Le cinéma, c'est l'art populaire par excellence. Je sais combien ce travail est difficile et combien le contexte est compliqué. Je vais voir les productions helvétiques avec un a priori assez négatif, mais quand on me signale une production intéressante, je fais vraiment l'effort de la voir parce que je suis patriote. Malheureusement, en Suisse, on soutient passablement de réalisateurs, mais nous avons relativement peu de fictions qui sont des œuvres à succès. Il me semble que le talent se perçoit même sans grand budget, mais ils sont rares et les écoles d'art débordent.

 

Patrice Zürcher / Député au Grand Conseil, Neuchâtel, PLR

J'ai déjà participé à la Soirée de l’audiovisuel indépendant romand l'année précédente et j'ai eu beaucoup de plaisir, notamment au niveau des échanges entre les convives. Je n'ai que peu, voire pas de contacts avec ce milieu durant l‘année, hormis des visionnements réguliers de films à la cinémathèque ou au cinéma. Il est évident que mon intérêt pour le cinéma influence ma vision politique. C'est un domaine de création, mais également un moyen conséquent de diffusion d‘images. C‘est pourquoi il est important que l'Etat puisse contribuer à son essor, au côté de l'industrie cinématographique. L'exemple de «Ma vie de Courgette» nous montre que nous avons du potentiel et que tous les acteurs doivent participer.

 

Fabienne Freymond Cantone / Municipale à Nyon, Députée au Grand Conseil, Vaud, PS

Je me sens beaucoup plus efficace au niveau municipal, parce qu’on est en lien direct avec les producteurs, les artistes, via les festivals locaux mais aussi en accordant des subventions ponctuelles pour des films.

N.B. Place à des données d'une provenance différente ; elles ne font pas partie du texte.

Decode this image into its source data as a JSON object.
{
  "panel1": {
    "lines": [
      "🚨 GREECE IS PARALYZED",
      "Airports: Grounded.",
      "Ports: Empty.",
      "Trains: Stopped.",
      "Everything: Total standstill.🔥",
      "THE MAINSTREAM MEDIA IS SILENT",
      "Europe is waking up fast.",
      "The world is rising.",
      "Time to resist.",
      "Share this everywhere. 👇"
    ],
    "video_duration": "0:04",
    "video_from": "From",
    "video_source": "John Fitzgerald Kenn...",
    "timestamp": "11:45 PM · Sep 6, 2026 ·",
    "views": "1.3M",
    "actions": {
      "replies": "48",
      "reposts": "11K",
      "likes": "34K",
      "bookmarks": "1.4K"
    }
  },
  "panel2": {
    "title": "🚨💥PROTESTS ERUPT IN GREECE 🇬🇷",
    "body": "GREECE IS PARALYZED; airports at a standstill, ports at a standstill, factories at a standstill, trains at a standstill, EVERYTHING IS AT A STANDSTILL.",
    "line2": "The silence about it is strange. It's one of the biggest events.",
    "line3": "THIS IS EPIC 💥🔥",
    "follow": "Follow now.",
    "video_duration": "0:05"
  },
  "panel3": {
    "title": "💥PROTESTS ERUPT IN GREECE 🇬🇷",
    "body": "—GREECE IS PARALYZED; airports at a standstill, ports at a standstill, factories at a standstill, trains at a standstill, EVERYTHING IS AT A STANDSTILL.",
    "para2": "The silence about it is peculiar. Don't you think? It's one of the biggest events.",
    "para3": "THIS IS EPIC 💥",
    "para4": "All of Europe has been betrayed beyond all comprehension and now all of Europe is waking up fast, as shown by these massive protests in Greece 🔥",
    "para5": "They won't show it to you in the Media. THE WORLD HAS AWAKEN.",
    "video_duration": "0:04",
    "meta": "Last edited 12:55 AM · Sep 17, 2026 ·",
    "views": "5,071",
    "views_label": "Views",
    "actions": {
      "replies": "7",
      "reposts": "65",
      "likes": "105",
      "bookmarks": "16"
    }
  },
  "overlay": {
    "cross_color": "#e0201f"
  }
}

Au niveau cantonal, le cinéma est une ligne dans le budget, nous, députés, sommes plus à l’arrière-plan. Le cinéma, et son accès à tous, est essentiel à mon avis : il a une grande présence régionale, notamment à travers une multitude de petites manifestations, de cinémas et de ciné-clubs dans les différentes communes. C’est comme la Suisse, on aime exister localement, sans besoin de gigantisme.